Free german tts voice for mycroft (sneak preview)


We (some nice guys from mycroft community and me) are currently working on a free to use german tts voice based on my personal voice dataset contribution.

The model is based on a tacotron 2 combined with a pwgan vocoder. This model can be run locally and without cloud connection. We’re trying hard (try’n-error) to provide a free model with an acceptable quality in future for a daily usage, but we still have some work to do.

Nevertheless we wanted to show you some sample audio as „sneak preview“ what is currently possible.

Also available on soundcloud

Thanks @Dominik, @baconator, Repodiac, @Olaf :slight_smile:

For more information on the dataset feel free to look at my github page:


Followed your efforts over the last weeks, i’m curious what hardware (CPU/GPU) should be used to facilitate a flawless experience.

Currently you would need a GPU to produce speech in real time. So it would take 2 seconds to produce 2 seconds of audio, maybe 8-10 on a regular pi. So still not what we want, but up until now we didn’t have a free model at all. So a small step for us and a small step for mycroft :slight_smile: @Dominik can give more info, because he has already tried it.


I am running my tests on a Xavier AGX. (A direct comparison with graphics card is difficult but a GTX 10x0 with 8GB should give similar or even better results).

In best case I see a real-time factor of 0.3 (1 sec audio requires 0.3 seconds of processing). As the model still has some problems with “stop attention” this goes up to 5.0. Interestingly this happes with shorter phrases.

But with some tricks like caching of the synthesized audio files you will get a better experience.

1 Like

Still uncharted terrority for me: you can convert the PyTorch-model to TensorflowLite. This may result in better performance on a RPI…

Just to say; Cool guys! Keep it up.


The main take away for me was that the data can be used to produce a reasonably good model. In the beginning it didn’t work and we didn’t know why. Now we know that we can use Thorsten’s data and can try different configs or combinations. @Dominik thanks for the numbers.

1 Like

Little concerned that a top of the class board with 32 TOPS peaks at 5 RTF, but that’s maybe a configurational problem.

I wonder how the coral dev board resp. the broken out coprocessor (USB accelerator) would perform. Don’t like the idea to let my WinPC do the heavy lifting, since this would deem the PC to be powered 24/7.

Is this benchmarked using Mycroft?

In addition to what @Olaf already said you might wanna take a look on this thread.

1 Like

The current model needs some fine-tuning for shorter phrases (up to 6-7 words), longer sentences work better already.

Xavier-AGX has a very good “TOPS per Watt” value. Even in “max power mode” it idles around 5W and peaks at 30-40W.
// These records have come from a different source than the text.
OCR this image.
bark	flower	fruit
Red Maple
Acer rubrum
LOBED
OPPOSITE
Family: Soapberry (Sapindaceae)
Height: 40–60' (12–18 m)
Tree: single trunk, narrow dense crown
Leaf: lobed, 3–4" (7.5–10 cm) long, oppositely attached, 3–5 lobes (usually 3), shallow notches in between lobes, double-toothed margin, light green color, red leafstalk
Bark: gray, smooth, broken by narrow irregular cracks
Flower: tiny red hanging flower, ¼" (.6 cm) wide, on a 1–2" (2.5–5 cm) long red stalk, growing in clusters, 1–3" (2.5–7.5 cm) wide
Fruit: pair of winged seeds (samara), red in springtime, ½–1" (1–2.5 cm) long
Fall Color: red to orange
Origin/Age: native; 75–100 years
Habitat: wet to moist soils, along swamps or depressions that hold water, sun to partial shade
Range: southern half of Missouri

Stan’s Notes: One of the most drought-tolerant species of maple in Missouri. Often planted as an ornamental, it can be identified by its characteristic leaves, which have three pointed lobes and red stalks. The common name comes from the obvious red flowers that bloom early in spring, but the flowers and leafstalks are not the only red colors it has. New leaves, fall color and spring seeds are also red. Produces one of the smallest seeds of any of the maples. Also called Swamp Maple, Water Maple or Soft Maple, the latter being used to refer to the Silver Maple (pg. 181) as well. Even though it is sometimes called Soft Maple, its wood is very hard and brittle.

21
For tacotron, a gpu would be ideal. I use nvidia 1030’s, they don’t draw much when idle and fanless models are available. Yes, this necessitates running a host with them in it 24/7, but for quality and speed you’re going to have to make some trade-offs.

We’re quickly approaching a place were cpu can be used instead of a gpu, so this answer may change in the next year.

1 Like

Very recently an article popped up on how to setup a Win (easily reproduceable in linux) deepspeech server for Mycroft

Yet, Mozilla trained models seem a little bit different with using pbmm and some separate scorer.

Like the exclusion :grin:

Got a stripped naked 1080 (only 2GB dedicated though)

I already thought that’d catch someone’s eye :grin: .
I’m trying to be “nice” though, but if i’m successful in it should “the other guys” say. :wink:

I can gladly confirm that Thorsten is a nice guy, too. :smile:


As it turns out this is a mmap-able format for inferencing. The pretty easy process to convert pb to pbmm is described here

This would be for deepspeech, not TTS.

The Deepspeech server is serving STT/TTS. I just don’t think it will run another model type.

Deepspeech just does STT. Tacotron is TTS.

This is about the later.

Oh OK, now i’ve dug a little deeper i saw that the articles talking about 2 servers with the second model already packaged, so i haven’t recognized it as such.

So, STT aside. Is the TTS serveing (described in the how-to) still viable? Or what would you suggest?

Is STT modeling sourced from one speaker beneficial?

@Thorsten @Dominik Have you planned to upload the model?

If you’re referring to TTS/TTS/server at master · mozilla/TTS · GitHub then yes, this is still viable and I just sent off a package earlier today using that.

Possibly for that one person. A wider set of submitted data would almost certainly help, even if the bulk of the data was from one person.